With a lot of people travelling to SE Asia where there have been several cases of resistance, many Australian cases have acquired resistance from their travels, says Dr Gunathilake.

And it was fortunate the drug-resistant case came in for testing.

“And when (they) became symptomatic and were treated for gonorrhoea, they informed their partners.

“They asked them to go and get the treatment and believe those people actually went.”

The NT alert of 5 June directs doctors and nurses to take a travel history as part of any assessment of patients presenting for an STI screen.

“If they are sexually active, get their STI screens done; the current recommendation is for at least 2 screens a year in remote settings.

“For individuals at higher risk, they (should) get tested every three months.”

Testing in remote settings

An issue for Australian remote Aboriginal communities has been that all testing must happen at often poorly equipped remote health clinics, where many who may well be symptomless may not get tested.

A drug-resistant case in the Top End focuses attention on this broader issue, where limited access to laboratory testing can mean weeks to get critical results back from a distant testing laboratory.
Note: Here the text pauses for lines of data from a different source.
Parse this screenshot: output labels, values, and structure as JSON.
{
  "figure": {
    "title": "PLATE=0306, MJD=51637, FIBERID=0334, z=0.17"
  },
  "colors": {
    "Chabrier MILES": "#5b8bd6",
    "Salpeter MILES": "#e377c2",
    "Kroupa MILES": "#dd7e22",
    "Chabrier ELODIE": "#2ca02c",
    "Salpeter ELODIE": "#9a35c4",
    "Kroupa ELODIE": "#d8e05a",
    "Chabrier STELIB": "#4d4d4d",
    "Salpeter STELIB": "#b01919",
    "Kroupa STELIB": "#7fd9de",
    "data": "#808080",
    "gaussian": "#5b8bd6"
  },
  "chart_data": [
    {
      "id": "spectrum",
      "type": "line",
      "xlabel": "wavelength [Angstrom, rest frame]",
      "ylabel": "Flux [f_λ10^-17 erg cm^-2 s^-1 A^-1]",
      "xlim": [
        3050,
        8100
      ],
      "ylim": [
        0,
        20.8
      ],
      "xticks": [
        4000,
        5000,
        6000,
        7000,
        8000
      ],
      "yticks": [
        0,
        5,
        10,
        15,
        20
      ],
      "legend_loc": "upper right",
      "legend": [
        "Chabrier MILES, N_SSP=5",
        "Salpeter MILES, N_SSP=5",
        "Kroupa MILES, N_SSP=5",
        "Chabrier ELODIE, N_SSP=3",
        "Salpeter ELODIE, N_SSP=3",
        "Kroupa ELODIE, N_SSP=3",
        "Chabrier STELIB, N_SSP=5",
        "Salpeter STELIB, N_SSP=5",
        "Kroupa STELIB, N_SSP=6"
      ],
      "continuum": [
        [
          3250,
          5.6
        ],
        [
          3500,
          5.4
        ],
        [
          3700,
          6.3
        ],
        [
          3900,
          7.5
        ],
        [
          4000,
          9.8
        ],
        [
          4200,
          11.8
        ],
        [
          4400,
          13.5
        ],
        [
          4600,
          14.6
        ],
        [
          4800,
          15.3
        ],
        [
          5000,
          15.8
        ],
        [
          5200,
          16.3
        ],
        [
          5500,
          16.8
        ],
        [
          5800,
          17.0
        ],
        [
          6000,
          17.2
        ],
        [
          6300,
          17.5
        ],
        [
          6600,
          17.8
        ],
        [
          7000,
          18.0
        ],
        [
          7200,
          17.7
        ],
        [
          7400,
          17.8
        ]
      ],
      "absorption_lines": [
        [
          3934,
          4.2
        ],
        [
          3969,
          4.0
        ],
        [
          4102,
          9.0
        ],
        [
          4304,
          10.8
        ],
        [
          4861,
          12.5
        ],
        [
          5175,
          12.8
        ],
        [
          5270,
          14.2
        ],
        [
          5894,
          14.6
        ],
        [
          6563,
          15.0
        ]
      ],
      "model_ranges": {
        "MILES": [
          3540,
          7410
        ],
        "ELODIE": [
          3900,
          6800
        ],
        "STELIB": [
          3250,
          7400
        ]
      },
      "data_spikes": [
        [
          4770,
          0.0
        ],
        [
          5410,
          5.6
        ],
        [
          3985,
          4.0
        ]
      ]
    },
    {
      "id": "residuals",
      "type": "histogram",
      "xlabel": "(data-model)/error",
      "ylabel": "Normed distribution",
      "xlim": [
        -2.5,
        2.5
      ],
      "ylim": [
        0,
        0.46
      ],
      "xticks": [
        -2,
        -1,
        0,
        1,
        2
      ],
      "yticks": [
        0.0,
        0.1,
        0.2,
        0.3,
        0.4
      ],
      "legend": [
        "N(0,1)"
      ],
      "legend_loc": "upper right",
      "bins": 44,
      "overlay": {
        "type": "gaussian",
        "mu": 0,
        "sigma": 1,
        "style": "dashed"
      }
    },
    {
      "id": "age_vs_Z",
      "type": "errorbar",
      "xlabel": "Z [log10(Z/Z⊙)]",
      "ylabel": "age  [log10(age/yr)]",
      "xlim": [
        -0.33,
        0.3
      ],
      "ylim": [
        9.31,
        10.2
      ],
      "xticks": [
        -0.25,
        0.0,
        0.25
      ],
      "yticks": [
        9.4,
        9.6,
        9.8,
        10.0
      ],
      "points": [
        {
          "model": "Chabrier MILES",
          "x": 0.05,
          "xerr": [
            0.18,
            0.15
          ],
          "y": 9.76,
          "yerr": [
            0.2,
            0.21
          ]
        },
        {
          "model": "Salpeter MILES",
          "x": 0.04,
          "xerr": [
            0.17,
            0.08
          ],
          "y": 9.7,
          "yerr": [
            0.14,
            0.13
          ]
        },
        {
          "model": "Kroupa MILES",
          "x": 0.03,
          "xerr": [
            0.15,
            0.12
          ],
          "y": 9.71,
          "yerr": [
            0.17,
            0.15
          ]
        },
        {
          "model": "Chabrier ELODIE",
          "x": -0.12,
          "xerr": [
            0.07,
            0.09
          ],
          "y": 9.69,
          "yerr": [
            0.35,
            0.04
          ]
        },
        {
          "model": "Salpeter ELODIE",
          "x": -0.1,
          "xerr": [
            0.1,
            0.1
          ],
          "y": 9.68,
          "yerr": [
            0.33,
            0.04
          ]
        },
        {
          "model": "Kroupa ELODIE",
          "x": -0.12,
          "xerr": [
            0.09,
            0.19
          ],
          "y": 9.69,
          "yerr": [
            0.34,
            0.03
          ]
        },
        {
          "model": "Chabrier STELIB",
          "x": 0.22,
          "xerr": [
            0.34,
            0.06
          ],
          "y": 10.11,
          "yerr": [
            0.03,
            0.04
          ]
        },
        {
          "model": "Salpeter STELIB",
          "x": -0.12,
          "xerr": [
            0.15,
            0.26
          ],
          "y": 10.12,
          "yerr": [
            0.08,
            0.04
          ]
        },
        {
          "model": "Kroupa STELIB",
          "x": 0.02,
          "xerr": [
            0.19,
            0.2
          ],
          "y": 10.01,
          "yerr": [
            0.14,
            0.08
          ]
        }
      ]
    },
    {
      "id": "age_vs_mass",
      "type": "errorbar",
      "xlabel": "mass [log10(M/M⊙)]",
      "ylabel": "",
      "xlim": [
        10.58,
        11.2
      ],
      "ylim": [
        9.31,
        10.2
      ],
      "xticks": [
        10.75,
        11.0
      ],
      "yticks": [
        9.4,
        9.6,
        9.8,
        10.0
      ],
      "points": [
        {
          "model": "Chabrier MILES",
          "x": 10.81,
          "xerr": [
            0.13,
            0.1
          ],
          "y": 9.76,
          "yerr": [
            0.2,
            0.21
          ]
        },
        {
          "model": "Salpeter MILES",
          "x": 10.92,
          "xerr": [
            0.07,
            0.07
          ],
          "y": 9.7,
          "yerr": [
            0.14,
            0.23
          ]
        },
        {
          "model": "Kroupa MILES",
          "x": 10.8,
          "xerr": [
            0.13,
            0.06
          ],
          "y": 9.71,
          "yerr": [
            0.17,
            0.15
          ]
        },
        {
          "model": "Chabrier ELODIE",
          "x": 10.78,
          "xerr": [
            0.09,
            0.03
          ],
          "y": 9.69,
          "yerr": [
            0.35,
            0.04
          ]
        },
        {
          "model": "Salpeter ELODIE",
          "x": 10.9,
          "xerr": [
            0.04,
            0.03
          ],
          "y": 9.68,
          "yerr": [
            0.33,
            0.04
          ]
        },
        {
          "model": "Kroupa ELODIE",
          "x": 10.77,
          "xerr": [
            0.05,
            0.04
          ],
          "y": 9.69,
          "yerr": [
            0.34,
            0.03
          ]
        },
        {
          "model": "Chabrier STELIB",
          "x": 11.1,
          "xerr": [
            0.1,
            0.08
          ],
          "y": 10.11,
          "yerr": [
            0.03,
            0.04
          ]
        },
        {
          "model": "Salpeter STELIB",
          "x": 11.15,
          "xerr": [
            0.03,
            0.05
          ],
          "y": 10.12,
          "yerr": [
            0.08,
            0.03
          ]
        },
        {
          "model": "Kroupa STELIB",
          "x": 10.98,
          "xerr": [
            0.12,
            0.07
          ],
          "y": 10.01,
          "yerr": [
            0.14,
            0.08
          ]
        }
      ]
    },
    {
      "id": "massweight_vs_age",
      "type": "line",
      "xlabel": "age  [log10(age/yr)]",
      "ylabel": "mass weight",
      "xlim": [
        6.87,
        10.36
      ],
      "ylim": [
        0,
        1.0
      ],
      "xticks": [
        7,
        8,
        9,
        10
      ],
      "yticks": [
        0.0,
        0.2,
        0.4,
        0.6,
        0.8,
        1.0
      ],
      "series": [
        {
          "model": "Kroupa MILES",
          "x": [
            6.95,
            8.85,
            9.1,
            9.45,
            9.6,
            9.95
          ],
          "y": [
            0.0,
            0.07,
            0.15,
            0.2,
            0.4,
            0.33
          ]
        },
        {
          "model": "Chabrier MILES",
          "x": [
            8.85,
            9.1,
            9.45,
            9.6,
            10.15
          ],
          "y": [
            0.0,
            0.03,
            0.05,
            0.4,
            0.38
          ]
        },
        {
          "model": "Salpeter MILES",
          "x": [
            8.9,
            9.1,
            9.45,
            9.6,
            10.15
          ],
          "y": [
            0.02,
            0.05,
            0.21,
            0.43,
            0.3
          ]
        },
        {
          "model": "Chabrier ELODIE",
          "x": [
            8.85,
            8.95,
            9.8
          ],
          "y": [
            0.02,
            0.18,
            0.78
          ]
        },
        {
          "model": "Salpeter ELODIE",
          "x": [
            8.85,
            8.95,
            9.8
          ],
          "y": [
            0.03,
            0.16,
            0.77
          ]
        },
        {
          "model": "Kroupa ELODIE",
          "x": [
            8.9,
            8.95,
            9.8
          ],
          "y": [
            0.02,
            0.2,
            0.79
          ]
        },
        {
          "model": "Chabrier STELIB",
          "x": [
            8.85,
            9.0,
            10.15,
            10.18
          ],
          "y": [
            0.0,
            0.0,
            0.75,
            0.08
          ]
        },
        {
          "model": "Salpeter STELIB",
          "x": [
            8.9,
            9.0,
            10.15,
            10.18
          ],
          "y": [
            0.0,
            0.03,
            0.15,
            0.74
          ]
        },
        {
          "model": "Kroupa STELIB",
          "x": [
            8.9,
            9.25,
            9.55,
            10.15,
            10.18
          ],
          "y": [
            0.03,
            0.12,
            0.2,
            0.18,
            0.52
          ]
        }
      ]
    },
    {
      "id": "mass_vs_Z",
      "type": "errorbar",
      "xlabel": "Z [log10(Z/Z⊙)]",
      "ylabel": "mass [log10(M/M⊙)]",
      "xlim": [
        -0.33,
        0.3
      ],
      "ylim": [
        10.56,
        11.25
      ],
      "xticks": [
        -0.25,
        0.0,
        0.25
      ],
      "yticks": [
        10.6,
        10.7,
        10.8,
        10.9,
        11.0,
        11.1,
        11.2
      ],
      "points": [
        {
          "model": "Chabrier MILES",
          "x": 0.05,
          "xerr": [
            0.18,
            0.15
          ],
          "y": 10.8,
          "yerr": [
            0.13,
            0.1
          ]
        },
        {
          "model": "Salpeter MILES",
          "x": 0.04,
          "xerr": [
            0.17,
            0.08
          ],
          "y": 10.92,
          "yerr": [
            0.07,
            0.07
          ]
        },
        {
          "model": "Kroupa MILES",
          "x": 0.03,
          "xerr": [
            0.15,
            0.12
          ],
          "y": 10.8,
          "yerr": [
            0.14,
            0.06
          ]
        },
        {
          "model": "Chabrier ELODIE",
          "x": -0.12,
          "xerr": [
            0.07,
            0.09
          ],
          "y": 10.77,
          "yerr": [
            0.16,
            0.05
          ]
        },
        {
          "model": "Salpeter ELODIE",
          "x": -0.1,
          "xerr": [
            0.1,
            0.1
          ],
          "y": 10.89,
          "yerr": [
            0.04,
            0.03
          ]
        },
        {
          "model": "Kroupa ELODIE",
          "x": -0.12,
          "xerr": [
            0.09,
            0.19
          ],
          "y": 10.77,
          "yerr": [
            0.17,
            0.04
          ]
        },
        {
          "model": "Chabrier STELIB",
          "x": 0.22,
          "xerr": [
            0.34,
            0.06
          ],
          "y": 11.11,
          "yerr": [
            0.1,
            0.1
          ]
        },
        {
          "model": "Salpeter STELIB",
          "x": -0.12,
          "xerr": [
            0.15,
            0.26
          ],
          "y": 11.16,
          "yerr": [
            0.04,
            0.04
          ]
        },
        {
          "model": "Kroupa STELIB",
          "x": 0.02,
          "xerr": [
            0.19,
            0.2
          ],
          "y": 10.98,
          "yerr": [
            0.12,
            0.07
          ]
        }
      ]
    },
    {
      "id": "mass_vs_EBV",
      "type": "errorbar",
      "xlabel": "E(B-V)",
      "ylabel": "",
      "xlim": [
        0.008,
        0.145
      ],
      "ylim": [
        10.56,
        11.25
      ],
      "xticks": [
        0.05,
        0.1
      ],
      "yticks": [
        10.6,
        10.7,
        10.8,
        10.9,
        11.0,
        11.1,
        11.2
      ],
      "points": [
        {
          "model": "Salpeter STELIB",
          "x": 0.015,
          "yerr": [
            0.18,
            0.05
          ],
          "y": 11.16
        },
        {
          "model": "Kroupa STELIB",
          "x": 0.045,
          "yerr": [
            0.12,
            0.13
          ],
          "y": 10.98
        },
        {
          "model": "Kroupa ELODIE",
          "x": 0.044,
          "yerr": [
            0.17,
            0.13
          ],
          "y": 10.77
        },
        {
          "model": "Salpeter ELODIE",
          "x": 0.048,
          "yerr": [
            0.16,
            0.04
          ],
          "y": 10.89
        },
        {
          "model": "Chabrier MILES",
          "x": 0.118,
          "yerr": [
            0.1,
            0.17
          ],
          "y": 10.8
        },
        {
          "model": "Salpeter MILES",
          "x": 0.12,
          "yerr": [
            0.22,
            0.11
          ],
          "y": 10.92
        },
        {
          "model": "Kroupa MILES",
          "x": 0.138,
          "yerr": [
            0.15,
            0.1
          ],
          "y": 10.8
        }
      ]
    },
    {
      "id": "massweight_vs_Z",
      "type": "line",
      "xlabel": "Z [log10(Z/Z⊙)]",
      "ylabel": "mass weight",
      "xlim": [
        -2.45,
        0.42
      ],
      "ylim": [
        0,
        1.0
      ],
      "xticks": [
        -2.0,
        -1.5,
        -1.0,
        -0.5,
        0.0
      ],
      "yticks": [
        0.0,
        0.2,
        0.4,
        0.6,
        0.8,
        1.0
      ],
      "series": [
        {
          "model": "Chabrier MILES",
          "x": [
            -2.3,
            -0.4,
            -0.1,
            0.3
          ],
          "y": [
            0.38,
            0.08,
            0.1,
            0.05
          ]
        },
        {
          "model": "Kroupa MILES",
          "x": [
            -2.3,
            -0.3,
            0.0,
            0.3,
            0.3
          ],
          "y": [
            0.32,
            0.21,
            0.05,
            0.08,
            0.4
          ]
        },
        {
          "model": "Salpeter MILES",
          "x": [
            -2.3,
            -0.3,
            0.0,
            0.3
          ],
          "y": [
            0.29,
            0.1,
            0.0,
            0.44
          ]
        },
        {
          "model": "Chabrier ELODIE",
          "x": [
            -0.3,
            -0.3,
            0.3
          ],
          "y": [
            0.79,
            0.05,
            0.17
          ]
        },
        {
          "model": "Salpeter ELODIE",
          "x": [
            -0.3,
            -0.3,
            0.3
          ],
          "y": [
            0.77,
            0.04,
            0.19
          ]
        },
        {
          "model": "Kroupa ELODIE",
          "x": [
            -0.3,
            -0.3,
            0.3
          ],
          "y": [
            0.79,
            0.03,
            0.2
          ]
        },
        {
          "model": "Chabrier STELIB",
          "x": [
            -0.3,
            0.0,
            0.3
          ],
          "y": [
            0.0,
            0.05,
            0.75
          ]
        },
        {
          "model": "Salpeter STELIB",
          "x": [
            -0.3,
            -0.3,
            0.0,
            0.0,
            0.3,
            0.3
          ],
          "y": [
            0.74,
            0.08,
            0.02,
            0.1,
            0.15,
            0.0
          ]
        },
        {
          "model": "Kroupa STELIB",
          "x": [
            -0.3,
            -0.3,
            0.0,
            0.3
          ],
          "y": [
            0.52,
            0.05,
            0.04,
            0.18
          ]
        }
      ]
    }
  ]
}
And there are other issues.

“For our people in communities,” says Dr Gunathilake, “many tests were occurring, but we have to keep doing them and concentrate more on younger people, they are the challenge because they don’t usually come to the health service.

“And these STI’s (can) remain asymptomatic or mildly symptomatic and people don’t see any need to go and get treatment immediately.”

Extensive recent trials in Australia are showing promise from Molecular Point of Contact Testing (POCT), a medical test “conducted at or near the site of patient care.”

The attraction is the ability to diagnose infectious disease in locations with limited infrastructure, such as at health clinics on remote Aboriginal communities.

According to recent UNSW research this testing can enable patients to “be diagnosed and treated on the same day, avoiding the need for health services to track down patients who are often mobile and difficult to locate, days or weeks later.”

According to Prof. Causer, using the method for STIs was evaluated at almost 50 primary care clinics over a 7-year period, the study demonstrating that POCT was able to accurately test for chlamydia and gonorrhoea just as well as a laboratory.

Nonetheless, Dr Gunathilake remains worried about drug resistance “across the board.”

“Antibiotic resistance is becoming a serious global problem,” she says, “and I’m worried about that. But also, I’m hopeful that further effects of (drug) resistance will not happen, and we can keep giving these drugs for the next ten years or so.”